Friday, October 3, 2008

The pivot begins

Krauthammer:


Oliver Wendell Holmes Jr. famously said of Franklin Roosevelt that he had a "second-class intellect, but a first-class temperament." Obama has shown that he is a man of limited experience, questionable convictions, deeply troubling associations (Jeremiah Wright, William Ayers, Tony Rezko) and an alarming lack of self- definition -- do you really know who he is and what he believes? Nonetheless, he's got both a first-class intellect and a first-class temperament. That will likely be enough to make him president.

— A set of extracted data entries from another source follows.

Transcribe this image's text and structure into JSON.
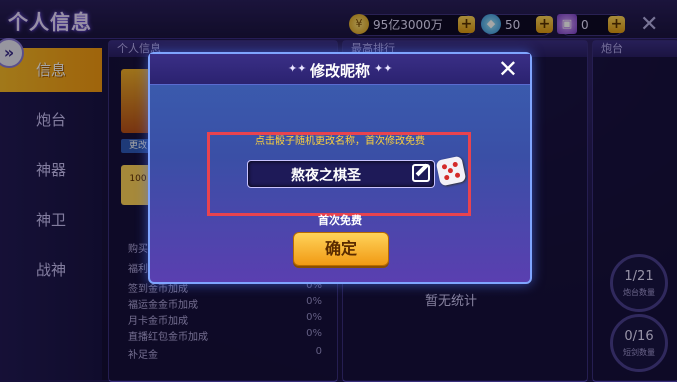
{
  "header": {
    "title": "个人信息",
    "gold": "95亿3000万",
    "diamond": "50",
    "ticket": "0"
  },
  "sidebar": {
    "items": [
      {
        "label": "信息"
      },
      {
        "label": "炮台"
      },
      {
        "label": "神器"
      },
      {
        "label": "神卫"
      },
      {
        "label": "战神"
      }
    ]
  },
  "panels": {
    "personal_info_title": "个人信息",
    "middle_title": "最高排行",
    "cannon_title": "炮台",
    "change_btn": "更改",
    "level_badge": "100",
    "empty_stats": "暂无统计",
    "stats": [
      {
        "label": "购买",
        "value": ""
      },
      {
        "label": "福利",
        "value": ""
      },
      {
        "label": "签到金币加成",
        "value": "0%"
      },
      {
        "label": "福运金金币加成",
        "value": "0%"
      },
      {
        "label": "月卡金币加成",
        "value": "0%"
      },
      {
        "label": "直播红包金币加成",
        "value": "0%"
      },
      {
        "label": "补足金",
        "value": "0"
      }
    ],
    "cannon_count": {
      "value": "1/21",
      "label": "炮台数量"
    },
    "short_count": {
      "value": "0/16",
      "label": "短剑数量"
    }
  },
  "dialog": {
    "title": "修改昵称",
    "hint": "点击骰子随机更改名称，首次修改免费",
    "name_value": "熬夜之棋圣",
    "first_free": "首次免费",
    "confirm": "确定"
  },
  "colors": {
    "accent_gold": "#f5a315",
    "highlight_red": "#e8434f",
    "dialog_border": "#7fa5ff"
  },
  "icons": [
    "coin-icon",
    "diamond-icon",
    "ticket-icon",
    "close-icon",
    "edit-icon",
    "dice-icon",
    "back-icon"
  ]
}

It's got nothing to do with the economy, or the Iraq War, it's all about Obama and McCain's failed Hail Mary passes. The Bush policy decisions -- and their outcomes -- that forced McCain into those desperation moves aren't discussed, and won't be by Krauthammer or anyone like him, because they supported those policies, and a discussion of those policies' merits can only reach one conclusion. So we get McCain's bad campaigning (would he be any further behind if he hadn't "suspended" his campaign?), and a compliment of Obama's temperament and intelligence -- anything but policy. And as the good ship Straighttalk sinks under the waves, we'll get more stuff like this, until the right starts their counterattack, when Obama's "temperament and intelligence" will almost certainly be found wanting. The sad thing is that many on the motivated left will agree with this sort of thing, and come to believe that they won this year, not because they support better, more deserving policies than the Republicans, but because Obama is such a wonderful candidate. Dems should be smarter than that, smarter than the Republicans were when they turned the past eight years into a Bush fetish party. It didn't work for them, and it won't work for the Dems. Obama will win because the Republicans did an awful job of governing; if the Dems want to keep on winning they will do a good job of governing. That means keeping their policies -- which most Americans agree with -- at the center of the discussion at all times, not Barack Obama.

...

If someone has "first rate temperament and intelligence," doesn't it make sense that they would make good decisions regarding policy and so on? I mean, what else is there? Temperament, intelligence, and experience are the underpinnings of judgment, and if Obama has the first two, and is rapidly acquiring the third, he would seem to be pretty much ideal, wouldn't he? But when the time comes Krauthammer will have no problem at all pivoting again.